We favor the immediate construction, ownership and control of the Nicaraguan Canal by the United States, and we denounce the insincerity of the plank in the Republican National Platform for an Isthmian Canal in face of the failure of the Republican majority to pass the bill pending in Congress. We condemn the Hay-Pauncefote treaty as a surrender of American rights and interests not to be tolerated by the American people.
We denounce the failure of the Republican party to carry out its pledges to grant statehood to the territories of Arizona, New Mexico and Oklahoma, and we promise the people of those territories immediate statehood and home rule during their condition as territories, and we favor home rule and a territorial form of government for Alaska and Porto Rico.
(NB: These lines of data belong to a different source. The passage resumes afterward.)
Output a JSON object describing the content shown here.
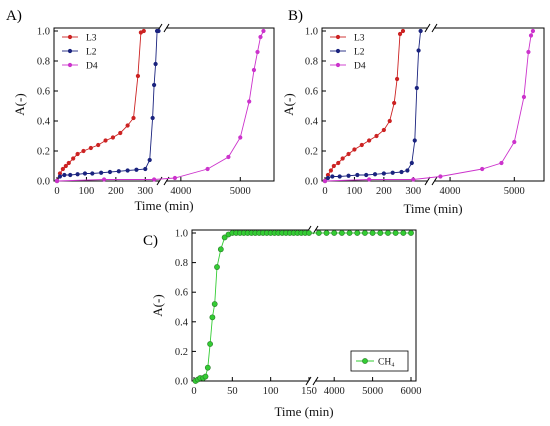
{
  "chart_data": [
    {
      "panel_label": "A)",
      "type": "line",
      "xlabel": "Time (min)",
      "ylabel": "A(-)",
      "ylim": [
        0,
        1.0
      ],
      "y_ticks": [
        "0.0",
        "0.2",
        "0.4",
        "0.6",
        "0.8",
        "1.0"
      ],
      "x_axis_broken": true,
      "x_segments": [
        {
          "range": [
            0,
            350
          ],
          "ticks": [
            "0",
            "100",
            "200",
            "300"
          ],
          "tick_values": [
            0,
            100,
            200,
            300
          ]
        },
        {
          "range": [
            3750,
            5500
          ],
          "ticks": [
            "4000",
            "5000"
          ],
          "tick_values": [
            4000,
            5000
          ]
        }
      ],
      "legend_position": "top-left",
      "series": [
        {
          "name": "L3",
          "color": "#cc2222",
          "segment": 0,
          "x": [
            0,
            10,
            20,
            30,
            40,
            55,
            70,
            90,
            115,
            140,
            165,
            190,
            215,
            240,
            260,
            275,
            285,
            295
          ],
          "y": [
            0,
            0.05,
            0.08,
            0.1,
            0.12,
            0.15,
            0.18,
            0.2,
            0.22,
            0.24,
            0.27,
            0.29,
            0.32,
            0.37,
            0.42,
            0.7,
            0.99,
            1.0
          ]
        },
        {
          "name": "L2",
          "color": "#1a237e",
          "segment": 0,
          "x": [
            0,
            10,
            25,
            45,
            70,
            95,
            120,
            150,
            180,
            210,
            240,
            270,
            300,
            315,
            325,
            330,
            335,
            340,
            345
          ],
          "y": [
            0,
            0.03,
            0.04,
            0.04,
            0.045,
            0.05,
            0.05,
            0.055,
            0.06,
            0.065,
            0.07,
            0.075,
            0.08,
            0.14,
            0.42,
            0.64,
            0.78,
            1.0,
            1.0
          ]
        },
        {
          "name": "D4",
          "color": "#cc33cc",
          "segment_points": [
            {
              "seg": 0,
              "x": [
                0,
                160,
                330
              ],
              "y": [
                0,
                0.01,
                0.01
              ]
            },
            {
              "seg": 1,
              "x": [
                3900,
                4450,
                4800,
                5000,
                5150,
                5230,
                5290,
                5340,
                5390
              ],
              "y": [
                0.02,
                0.08,
                0.16,
                0.29,
                0.53,
                0.74,
                0.86,
                0.96,
                1.0
              ]
            }
          ]
        }
      ]
    },
    {
      "panel_label": "B)",
      "type": "line",
      "xlabel": "Time (min)",
      "ylabel": "A(-)",
      "ylim": [
        0,
        1.0
      ],
      "y_ticks": [
        "0.0",
        "0.2",
        "0.4",
        "0.6",
        "0.8",
        "1.0"
      ],
      "x_axis_broken": true,
      "x_segments": [
        {
          "range": [
            0,
            350
          ],
          "ticks": [
            "0",
            "100",
            "200",
            "300"
          ],
          "tick_values": [
            0,
            100,
            200,
            300
          ]
        },
        {
          "range": [
            3750,
            5400
          ],
          "ticks": [
            "4000",
            "5000"
          ],
          "tick_values": [
            4000,
            5000
          ]
        }
      ],
      "legend_position": "top-left",
      "series": [
        {
          "name": "L3",
          "color": "#cc2222",
          "segment": 0,
          "x": [
            0,
            10,
            20,
            30,
            45,
            60,
            80,
            100,
            125,
            150,
            175,
            200,
            220,
            235,
            245,
            255,
            265
          ],
          "y": [
            0,
            0.04,
            0.07,
            0.1,
            0.12,
            0.15,
            0.18,
            0.21,
            0.24,
            0.27,
            0.3,
            0.34,
            0.4,
            0.52,
            0.68,
            0.98,
            1.0
          ]
        },
        {
          "name": "L2",
          "color": "#1a237e",
          "segment": 0,
          "x": [
            0,
            10,
            25,
            50,
            80,
            110,
            140,
            170,
            200,
            230,
            260,
            280,
            295,
            305,
            312,
            318,
            325
          ],
          "y": [
            0,
            0.02,
            0.03,
            0.03,
            0.035,
            0.04,
            0.04,
            0.045,
            0.05,
            0.055,
            0.06,
            0.07,
            0.12,
            0.27,
            0.62,
            0.87,
            1.0
          ]
        },
        {
          "name": "D4",
          "color": "#cc33cc",
          "segment_points": [
            {
              "seg": 0,
              "x": [
                0,
                150,
                300
              ],
              "y": [
                0,
                0.01,
                0.01
              ]
            },
            {
              "seg": 1,
              "x": [
                3850,
                4500,
                4800,
                5000,
                5150,
                5220,
                5260,
                5290
              ],
              "y": [
                0.03,
                0.08,
                0.12,
                0.26,
                0.56,
                0.86,
                0.97,
                1.0
              ]
            }
          ]
        }
      ]
    },
    {
      "panel_label": "C)",
      "type": "line",
      "xlabel": "Time (min)",
      "ylabel": "A(-)",
      "ylim": [
        0,
        1.0
      ],
      "y_ticks": [
        "0.0",
        "0.2",
        "0.4",
        "0.6",
        "0.8",
        "1.0"
      ],
      "x_axis_broken": true,
      "x_segments": [
        {
          "range": [
            0,
            150
          ],
          "ticks": [
            "0",
            "50",
            "100",
            "150"
          ],
          "tick_values": [
            0,
            50,
            100,
            150
          ]
        },
        {
          "range": [
            3500,
            6000
          ],
          "ticks": [
            "4000",
            "5000",
            "6000"
          ],
          "tick_values": [
            4000,
            5000,
            6000
          ]
        }
      ],
      "legend_position": "bottom-right",
      "series": [
        {
          "name": "CH₄",
          "color": "#33cc33",
          "segment_points": [
            {
              "seg": 0,
              "x": [
                2,
                5,
                8,
                12,
                15,
                18,
                21,
                24,
                27,
                30,
                35,
                40,
                45,
                50,
                55,
                60,
                65,
                70,
                75,
                80,
                85,
                90,
                95,
                100,
                105,
                110,
                115,
                120,
                125,
                130,
                135,
                140,
                145,
                150
              ],
              "y": [
                0.0,
                0.01,
                0.02,
                0.02,
                0.03,
                0.09,
                0.25,
                0.43,
                0.52,
                0.77,
                0.89,
                0.97,
                0.99,
                1.0,
                1.0,
                1.0,
                1.0,
                1.0,
                1.0,
                1.0,
                1.0,
                1.0,
                1.0,
                1.0,
                1.0,
                1.0,
                1.0,
                1.0,
                1.0,
                1.0,
                1.0,
                1.0,
                1.0,
                1.0
              ]
            },
            {
              "seg": 1,
              "x": [
                3600,
                3800,
                4000,
                4200,
                4400,
                4600,
                4800,
                5000,
                5200,
                5400,
                5600,
                5800,
                6000
              ],
              "y": [
                1.0,
                1.0,
                1.0,
                1.0,
                1.0,
                1.0,
                1.0,
                1.0,
                1.0,
                1.0,
                1.0,
                1.0,
                1.0
              ]
            }
          ]
        }
      ]
    }
  ]
}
We favor an intelligent system of improving the arid lands of the West, storing the waters for the purpose of irrigation, and the holding of such lands for actual settlers.
We favor the continuance and strict enforcement of the Chinese exclusion law, and its application to the same classes of all Asiatic races.
Jefferson said: "Peace, commerce and honest friendship with all nations- entangling alliance with none." We approve this wholesome doctrine, and earnestly protest against the Republican departure which has involved us in so-called world politics, including the diplomacy of Europe and the intrigue and land-grabbing of Asia, and we especially condemn the ill-concealed Republican alliance with England, which must mean discrimination against other friendly nations, and which has already stifled the nation's voice while liberty is being strangled in Africa.
Believing in the principles of self-government and rejecting, as did our forefathers, the claim of monarchy, we view with indignation the purpose of England to overwhelm with force the South African Republics. Speaking, as we believe, for the entire American nation, except its Republican office-holders and for all freemen everywhere, we extend our sympathies to the heroic burghers in their unequal struggle to maintain their liberty and independence.
We denounce the lavish appropriations of recent Republican Congresses, which have kept taxes high and which threaten the perpetuation of the oppressive war levies.
We oppose the accumulation of a surplus to be squandered in such barefaced frauds upon the taxpayers as the shipping subsidy bill, which, under the false pretense of prospering American shipbuilding, would put unearned millions into the pockets of favorite contributors to the Republican campaign fund. We favor the reduction and speedy repeal of the war taxes, and a return to the time-honored Democratic policy of strict economy in governmental expenditures.
Believing that our most cherished institutions are in great peril, that the very existence of our constitutional republic is at stake, and that the decision now to be rendered will determine whether or not our children are to enjoy these blessed privileges of free government, which have made the United States great, prosperous and honored, we earnestly ask for the foregoing declaration of principles, the hearty support of the liberty-loving American people, regardless of previous party affiliations.
APP Note: This document extensively refers to "Porto Rico" rather than "Puerto Rico." Consistent with our practice of trying to approximate the original published document, we have followed the usage in a contemporary source rather than correcting this spelling. In the 1898 Treaty of Paris Puerto Rico was ceded to the United States, and the name was officially anglicized to Porto Rico. Then by law in 1932, the name officially reverted to "Puerto Rico."